Le Nobin Julien, Orczyk Clément, Deng Fang-Ming, Melamed Jonathan, Rusinek Henry, Taneja Samir S, Rosenkrantz Andrew B
Department of Urology, Division of Urological Oncology, New York University Langone Medical Center, New York, NY, USA.
Department of Urology, University Hospital of Lille, Lille, France.
BJU Int. 2014 Dec;114(6b):E105-E112. doi: 10.1111/bju.12750. Epub 2014 Jul 27.
To evaluate the agreement between prostate tumour volume determined using multiparametric magnetic resonance imaging (MRI) and that determined by histological assessment, using detailed software-assisted co-registration.
A total of 37 patients who underwent 3T multiparametric MRI (T2-weighted imaging [T2WI], diffusion-weighted imaging [DWI]/apparent diffusion coefficient [ADC], dynamic contrast-enhanced [DCE] imaging) were included. A radiologist traced the borders of suspicious lesions on T2WI and ADC and assigned a suspicion score of between 2 and 5, while a uropathologist traced the borders of tumours on histopathological photographs. Software was used to co-register MRI and three-dimensional digital reconstructions of radical prostatectomy specimens and to compute imaging and histopathological volumes.
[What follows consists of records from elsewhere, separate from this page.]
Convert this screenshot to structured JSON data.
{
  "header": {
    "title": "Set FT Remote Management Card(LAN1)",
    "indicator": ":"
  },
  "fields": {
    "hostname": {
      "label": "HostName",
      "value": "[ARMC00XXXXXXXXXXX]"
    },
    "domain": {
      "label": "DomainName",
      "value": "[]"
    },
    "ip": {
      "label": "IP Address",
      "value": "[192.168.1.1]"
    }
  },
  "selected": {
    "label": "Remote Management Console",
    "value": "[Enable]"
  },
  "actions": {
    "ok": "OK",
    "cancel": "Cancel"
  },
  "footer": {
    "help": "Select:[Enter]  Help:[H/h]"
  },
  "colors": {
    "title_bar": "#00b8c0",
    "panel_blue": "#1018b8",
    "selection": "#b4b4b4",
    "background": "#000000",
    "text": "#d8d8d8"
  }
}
Agreement in volumes between MRI and histology was assessed using Bland-Altman plots and stratified by tumour characteristics.
Among 50 tumours, the mean differences (95% limits of agreement) in MRI relative to histology were -32% (-128 to +65%) on T2WI and -47% (-143 to +49%) on ADC. For all tumour subsets, volume underestimation was more marked on ADC maps (mean difference ranging from -57 to -16%) than on T2WI (mean difference ranging from -45 to +2%). The 95% limits of agreement were wide for all comparisons, with the lower 95% limit ranging between -77 and -143% across assessments. Volume underestimation was more marked for tumours with a Gleason score ≥7 or a MRI suspicion score 4 or 5.
Volume estimates of prostate cancer using MRI tended to substantially underestimate histopathological volumes, with a wide variability in extent of underestimation across cases. These findings have implications for efforts to use MRI to guide risk assessment.
使用详细的软件辅助配准,评估多参数磁共振成像(MRI)测定的前列腺肿瘤体积与组织学评估测定的体积之间的一致性。
纳入37例行3T多参数MRI(T2加权成像[T2WI]、扩散加权成像[DWI]/表观扩散系数[ADC]、动态对比增强[DCE]成像)的患者。一名放射科医生在T2WI和ADC上描绘可疑病变的边界,并给出2至5分的可疑评分,而一名泌尿病理学家在组织病理学照片上描绘肿瘤的边界。使用软件对MRI与前列腺癌根治术标本的三维数字重建进行配准,并计算成像和组织病理学体积。使用Bland-Altman图评估MRI与组织学之间体积的一致性,并按肿瘤特征进行分层。
在50个肿瘤中,T2WI上MRI相对于组织学的平均差异(95%一致性界限)为-32%(-128至+65%),ADC上为-47%(-143至+49%)。对于所有肿瘤亚组,ADC图上的体积低估比T2WI上更明显(平均差异范围为-57至-16%),而T2WI上的平均差异范围为-45至+2%。所有比较的95%一致性界限都很宽,整个评估中较低的95%界限在-77至-143%之间。Gleason评分≥7或MRI可疑评分为4或5的肿瘤体积低估更明显。
使用MRI估计前列腺癌体积往往会大幅低估组织病理学体积,不同病例的低估程度差异很大。这些发现对利用MRI指导风险评估的努力具有启示意义。